Hollihan, Kerrie Logan. Mummies Exposed. 2019, 208pp, $16.99 hc. Abrams Books for Young Readers, 9781419731679. Grades 6-12
Aden has a great relationship with mathematics, but the rest of her life is up-in-the air. The family is still reeling from the loss of her mother. Her best friend is boy-crazy and intent on starting an affair with one of her teachers. Aden has never dated and thought that part of her life was fine until Tate came into her life. Tate wears his yarmulke and a grin to school and is a friend to everyone. Aden is fascinated by him – especially that he is not afraid to openly display his religious convictions.
When Tate needs help with his calculus class, Aden steps in and helps him with his homework. Aden knows she is drawn to Tate, but he is dating another girl. I was feeling very impressed with Tate and Aden’s relationship at the start. He talks to her about his faith (She is also Jewish), and takes her to meet with a rabbi. But I lost that view of the relationship when he invites her to his house one night, gives her alcohol and proceeds to have sex with her. Worse yet is the fact that he gets up and leaves her in the bed with no explanation, does not even tell her ,”Goodbye.”
The redeeming part of the tale is that this did not destroy Aden, but she realizes that she cannot be around Tate. Girls who read this may understand that they don’t have to get “mushy brained” about love relationships.
I believe this must be an informed purchase for the high school library. The characters are very believable, and there is an over-all good resolution. However some schools may object to the sexual scenes.
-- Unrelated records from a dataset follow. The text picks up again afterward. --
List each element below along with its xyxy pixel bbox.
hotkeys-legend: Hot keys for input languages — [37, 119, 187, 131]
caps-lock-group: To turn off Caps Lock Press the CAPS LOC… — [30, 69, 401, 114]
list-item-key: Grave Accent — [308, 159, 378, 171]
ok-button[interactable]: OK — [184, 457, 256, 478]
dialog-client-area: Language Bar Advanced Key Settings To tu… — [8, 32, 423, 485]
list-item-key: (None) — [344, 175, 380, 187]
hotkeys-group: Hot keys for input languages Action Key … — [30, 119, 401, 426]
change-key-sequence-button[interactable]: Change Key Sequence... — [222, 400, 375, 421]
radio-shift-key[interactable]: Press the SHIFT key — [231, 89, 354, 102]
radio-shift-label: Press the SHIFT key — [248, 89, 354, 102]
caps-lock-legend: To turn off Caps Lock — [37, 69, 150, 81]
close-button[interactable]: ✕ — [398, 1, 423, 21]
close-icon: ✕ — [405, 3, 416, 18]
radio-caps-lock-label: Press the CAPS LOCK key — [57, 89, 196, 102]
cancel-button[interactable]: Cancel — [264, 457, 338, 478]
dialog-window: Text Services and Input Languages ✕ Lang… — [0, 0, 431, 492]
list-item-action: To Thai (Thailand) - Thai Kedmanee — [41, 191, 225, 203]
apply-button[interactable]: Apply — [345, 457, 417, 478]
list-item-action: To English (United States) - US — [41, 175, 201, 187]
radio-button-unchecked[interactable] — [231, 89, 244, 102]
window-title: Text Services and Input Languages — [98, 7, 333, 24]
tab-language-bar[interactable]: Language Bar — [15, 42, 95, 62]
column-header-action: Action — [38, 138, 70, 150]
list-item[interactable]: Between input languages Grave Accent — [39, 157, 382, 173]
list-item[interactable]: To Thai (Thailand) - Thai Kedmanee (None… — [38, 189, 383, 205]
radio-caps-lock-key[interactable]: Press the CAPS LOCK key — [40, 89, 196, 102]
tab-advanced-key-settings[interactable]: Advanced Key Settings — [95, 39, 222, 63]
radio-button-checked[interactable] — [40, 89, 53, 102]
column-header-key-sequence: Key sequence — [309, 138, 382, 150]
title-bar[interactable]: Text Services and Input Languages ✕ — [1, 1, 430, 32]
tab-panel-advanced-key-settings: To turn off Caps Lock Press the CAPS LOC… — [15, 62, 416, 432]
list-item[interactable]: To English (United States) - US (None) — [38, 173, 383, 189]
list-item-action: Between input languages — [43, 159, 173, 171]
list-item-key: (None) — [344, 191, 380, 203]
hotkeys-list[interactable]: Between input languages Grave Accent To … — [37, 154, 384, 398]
Also, the best friend does have sex with the teacher, but does not in trouble for it. The friend, Marissa, becomes pregnant, but she also had sex with another student about the same time so the fatherhood of the child is unknown. The teacher tells Marissa that his wife forgave him and that he is staying with her. That resolution bothers me. I don’t want to NOT recommend the book, but if it is purchased, it definitely needs to stay in the high school library.